Central Bank of Ireland governor Gabriel Makhlouf wants to see “much faster pass-through” of central bank rate increases to Irish borrowers and savers, in order for commercial banks to play their role in the transmission of monetary policy to fight inflation.
Speaking to the Oireachtas finance committee on Wednesday, Mr Makhlouf also said that the European Central Bank (ECB) governing council, of which he is a member, is “there or thereabouts” at the top of the interest-rate hiking cycle. However, he cautioned against speculation that it may start cutting rates from next March.
The ECB raised its main lending rate last Thursday by a quarter of a percentage point to 4.5 per cent, the 10th increase it has imposed since July last year, when the rate stood at zero. It is the latest move in the most aggressive series of rate hikes in the bank’s history and comes as it struggles to bring inflation under control across the euro zone.
Irish banks have so far lagged behind peers across the wider euro zone in passing on official rate hikes to households with overnight – or on-demand – deposit accounts, a Central Bank paper published earlier this month confirmed.
While the three remaining Irish banks have moved to increase fixed-term rates to as high as 3 per cent in the past month, some 94 per cent of Irish household savings are in overnight accounts, earning an average of 0.06 per cent as of July, according to the latest Central Bank figures.
The State’s banks have also been slower than peers across the wider euro zone at passing on rate hikes for new mortgages, it said.
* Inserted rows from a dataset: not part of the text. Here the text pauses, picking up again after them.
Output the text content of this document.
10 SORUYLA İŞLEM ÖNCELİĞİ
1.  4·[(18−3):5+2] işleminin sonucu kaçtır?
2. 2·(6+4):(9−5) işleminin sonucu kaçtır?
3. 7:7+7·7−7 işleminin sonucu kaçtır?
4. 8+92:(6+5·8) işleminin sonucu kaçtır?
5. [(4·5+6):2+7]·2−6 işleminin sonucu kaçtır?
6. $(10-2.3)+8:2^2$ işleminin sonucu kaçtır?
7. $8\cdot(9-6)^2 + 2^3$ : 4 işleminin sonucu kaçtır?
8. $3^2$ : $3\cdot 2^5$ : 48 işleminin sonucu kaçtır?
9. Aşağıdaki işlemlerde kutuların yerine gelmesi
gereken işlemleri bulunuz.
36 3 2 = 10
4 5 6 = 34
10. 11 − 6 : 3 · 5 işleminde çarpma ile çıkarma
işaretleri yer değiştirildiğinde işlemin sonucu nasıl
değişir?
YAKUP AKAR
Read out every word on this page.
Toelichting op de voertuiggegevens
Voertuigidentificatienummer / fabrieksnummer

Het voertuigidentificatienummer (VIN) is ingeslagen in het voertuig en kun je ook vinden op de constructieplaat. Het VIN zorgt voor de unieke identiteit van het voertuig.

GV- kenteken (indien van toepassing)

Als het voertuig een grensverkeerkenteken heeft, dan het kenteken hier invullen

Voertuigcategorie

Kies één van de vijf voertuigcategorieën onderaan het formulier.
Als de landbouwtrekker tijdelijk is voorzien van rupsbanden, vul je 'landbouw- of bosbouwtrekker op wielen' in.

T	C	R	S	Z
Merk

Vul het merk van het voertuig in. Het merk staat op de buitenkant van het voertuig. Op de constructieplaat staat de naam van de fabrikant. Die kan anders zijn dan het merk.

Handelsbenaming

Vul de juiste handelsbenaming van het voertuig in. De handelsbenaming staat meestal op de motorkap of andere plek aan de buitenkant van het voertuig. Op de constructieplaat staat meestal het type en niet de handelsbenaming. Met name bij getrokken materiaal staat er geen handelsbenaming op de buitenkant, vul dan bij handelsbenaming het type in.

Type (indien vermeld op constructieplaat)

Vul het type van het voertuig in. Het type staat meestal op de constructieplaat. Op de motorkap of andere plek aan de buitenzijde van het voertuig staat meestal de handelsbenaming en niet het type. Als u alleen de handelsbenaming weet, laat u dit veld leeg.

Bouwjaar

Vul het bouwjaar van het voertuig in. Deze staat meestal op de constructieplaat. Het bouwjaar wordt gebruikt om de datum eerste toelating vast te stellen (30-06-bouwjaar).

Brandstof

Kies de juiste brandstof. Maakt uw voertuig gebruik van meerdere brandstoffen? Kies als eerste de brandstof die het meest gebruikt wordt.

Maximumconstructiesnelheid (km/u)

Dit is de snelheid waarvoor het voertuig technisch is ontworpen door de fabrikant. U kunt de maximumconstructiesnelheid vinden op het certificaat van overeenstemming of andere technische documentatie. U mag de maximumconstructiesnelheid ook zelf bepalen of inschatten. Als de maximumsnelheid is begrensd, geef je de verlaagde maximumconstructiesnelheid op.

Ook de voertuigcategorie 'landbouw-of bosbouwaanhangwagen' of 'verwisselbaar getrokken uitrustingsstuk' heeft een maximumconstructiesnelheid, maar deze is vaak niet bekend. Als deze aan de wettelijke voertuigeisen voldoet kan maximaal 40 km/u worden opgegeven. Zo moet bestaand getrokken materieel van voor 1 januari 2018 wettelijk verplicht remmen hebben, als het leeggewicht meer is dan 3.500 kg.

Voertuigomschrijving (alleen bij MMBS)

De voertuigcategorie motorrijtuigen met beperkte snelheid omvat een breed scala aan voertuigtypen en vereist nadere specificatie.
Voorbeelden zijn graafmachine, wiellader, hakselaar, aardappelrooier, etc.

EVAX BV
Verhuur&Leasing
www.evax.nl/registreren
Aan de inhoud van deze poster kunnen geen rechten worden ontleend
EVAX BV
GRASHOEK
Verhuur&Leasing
The average new Irish mortgage loans was 4.06 per cent in July, up 1.43 points on the year. However, the pace at which Irish and European banks have hiked business loan rates has been stronger than in the last cycle.
Mr Makhlouf said the Central Bank is closely monitoring the transmission of official rate decisions by the banking system, even though it neither has – nor wants – the power to intervene in commercial banks’ rate decisions.
“We very much recognise that this is a challenging economic environment for many people. The community has been facing an unprecedented inflationary shock which has impacted significantly on households’ weekly shop, their tank of fuel and their energy bills, to name but a few issues. In response, the ECB has raised interest rates at an unprecedented pace,” he said.
“If inflation becomes entrenched across the economy, the overall costs to society – including of subsequent actions to bring inflation back to target – will be much larger.”
The Central Bank governor cautioned against speculation among economists and in financial markets that the ECB could start cutting its main interest rates from next March.
“My view at the moment is that March is probably too early,” he said. “People should not be panning on the basis that March should be the start of this.”
The ECB last week suggested rates have now reached their peak and if they are “maintained for a sufficiently long duration, will make a substantial contribution to the timely return of inflation to the target”.
Euro zone inflation was running at 5.2 per cent in August, down from a peak of 10.6 per cent last October, but still a multiple of the ECB’s 2 per cent target.
“If inflation stays the same, it doesn’t necessarily mean that interest rates will go up. They could just stay where they are for longer,” said Mr Makhlouf.